Ankara Barosu avukatlarından Sedat Vural, 2007 yılında yapılan seçimlerde milletvekillerine seçimden sonraki 3 ayı kapsayan maaşların ödenmesine ilişkin kararın yürütmesinin durdurulması ve iptali istemiyle idari mahkemesinde dava açmıştı.

Ankara 16. İdare Mahkemesi, davanın ehliyet yönünden reddine karar vermişti. Avukat Vural, bu karar üzerine, Ankara 16. İdare Mahkemesinin kararının bozulması ve yürütmesinin durdurulması istemiyle Danıştay'da dava açmıştı.

Dosyayı görüşen Danıştay 11. Dairesi, Ankara 16. İdare Mahkemesi'nin kararının hukuka uygun olmadığını belirterek kararı bozdu. Daire ayrıca, aylık ödenek ve yollukların, seçimlerin yenilenmesinden sonra TBMM üyeliği sıfatı sona erenlerden geri alınmasını engelleyen TBMM Üyelerine Ödenecek, Yolluk ve Emekliliklerine Dair Kanun'un "Hak Kazanma ve Ödeme" başlıklı 6. maddesinin 3. cümlesinde yer alan ve çeşitli sebeplerle genel seçimin yenilenmesi" ibaresinin Anayasaya uygunluğunun denetlenmesi gerektiğine karar verdi.
 

Anayasal görev

Öte yandan Vural, 2 yıldır AYM'nin Danıştay'ın başvurusuna ilişkin herhangi bir karar vermediğini belirtti. Vural, kendi dosyası ile birlikte bir çok dosyanın mahkemenin elinde beklediğini savunarak, Anayasa Mahkemesi'nin "çalışmama kararı" aldığı yönündeki iddialara, mahkemeye yaptığı başvuruyla tepki gösterdi. AYM'ye verdiği dilekçede, "Anayasanın 11. Maddesi'nde "Anayasa hükümleri, Yasama, Yürütme ve Yargı organlarını, İdare makamlarını ve diğer kuruluş ve kişileri bağlayan temel hukuk kurallarıdır. Kanunlar Anayasaya aykırı olamaz" hükmüne yer verildiğini anımsatan Vural, "Hal böyle olunca bir konuda Anayasa hükmü ile yasa hükmü arasında aykırılık bulunduğundan Anayasa hükmünün uygulanmasına öncelik tanınması ilmi ve içtihadi bir zorunluluktur. Zira normlar hiyerarşisinde piramidin tepesinde Anayasa, sonra Yasa, Tüzük, Yönetmelik hükümleri gelmektedir" dedi.

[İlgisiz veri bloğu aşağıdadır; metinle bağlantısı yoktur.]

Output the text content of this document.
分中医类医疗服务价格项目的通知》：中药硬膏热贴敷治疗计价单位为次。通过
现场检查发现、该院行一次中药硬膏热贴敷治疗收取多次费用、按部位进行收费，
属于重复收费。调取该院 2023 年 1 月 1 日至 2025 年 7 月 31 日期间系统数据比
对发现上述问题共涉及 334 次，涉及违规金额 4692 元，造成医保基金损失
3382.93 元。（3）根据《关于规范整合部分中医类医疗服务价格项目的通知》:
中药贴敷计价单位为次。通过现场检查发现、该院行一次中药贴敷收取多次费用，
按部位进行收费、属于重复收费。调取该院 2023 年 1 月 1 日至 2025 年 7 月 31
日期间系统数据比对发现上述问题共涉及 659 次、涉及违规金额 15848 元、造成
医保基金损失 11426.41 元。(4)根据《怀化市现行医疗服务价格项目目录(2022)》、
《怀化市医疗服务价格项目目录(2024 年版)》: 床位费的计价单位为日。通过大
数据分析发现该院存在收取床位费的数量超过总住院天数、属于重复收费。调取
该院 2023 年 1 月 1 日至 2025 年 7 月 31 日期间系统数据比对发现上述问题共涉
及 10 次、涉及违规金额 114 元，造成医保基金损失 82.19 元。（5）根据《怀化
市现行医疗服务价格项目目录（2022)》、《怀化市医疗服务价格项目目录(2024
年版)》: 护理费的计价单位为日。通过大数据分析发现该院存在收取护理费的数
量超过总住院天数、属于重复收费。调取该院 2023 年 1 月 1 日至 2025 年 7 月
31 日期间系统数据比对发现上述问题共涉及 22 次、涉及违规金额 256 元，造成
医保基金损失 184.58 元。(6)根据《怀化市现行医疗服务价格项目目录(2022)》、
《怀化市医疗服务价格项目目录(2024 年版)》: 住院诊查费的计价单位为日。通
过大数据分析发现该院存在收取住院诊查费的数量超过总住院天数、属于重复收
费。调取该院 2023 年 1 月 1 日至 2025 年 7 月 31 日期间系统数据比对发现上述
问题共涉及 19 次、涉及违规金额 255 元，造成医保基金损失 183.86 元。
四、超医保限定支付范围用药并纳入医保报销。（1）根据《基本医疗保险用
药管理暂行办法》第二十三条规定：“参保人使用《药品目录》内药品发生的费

"Gerçekte de Anayasa bir konuyu somut, ayrıntılı ve uygulanabilir nitelikte düzenlemişse Anayasanın doğrudan doğruya uygulanması yasal ve hukuksal açıdan zorunlu" olduğunu savunan Vural, dilekçesinde şu ifadelere yer verdi:
"Anayasanın 149. maddesinin ikinci paragrafına aynen 'Siyasi Partilere ilişkin dava ve başvurulara, iptal ve itiraz davaları ile Yüce Divan sıfatıyla yürütülecek yargılamalara Genel Kurulca bakılır' hükmüne amirdir. Talep konum itiraza ilişkin olup, Genel Kurulca görüşülmesi Anayasaca hüküm altına alınmıştır. Genel Kurul üyelerinin tamamı seçilmiştir. Anayasanın 149. maddesi itiraz konusunu ayrıntılı ve somut bir biçimde ortaya koyarak özel nitelikte hüküm koyduğu için uygulama öncelliğine sahiptir. Ayrıca mevcut 'Anayasa Mahkemesi Kuruluş Yasası' ve 'Anayasa Mahkemesi İç Tüzüğü' gereği toplantıların yapılması Anayasal ve Yasal görevdir."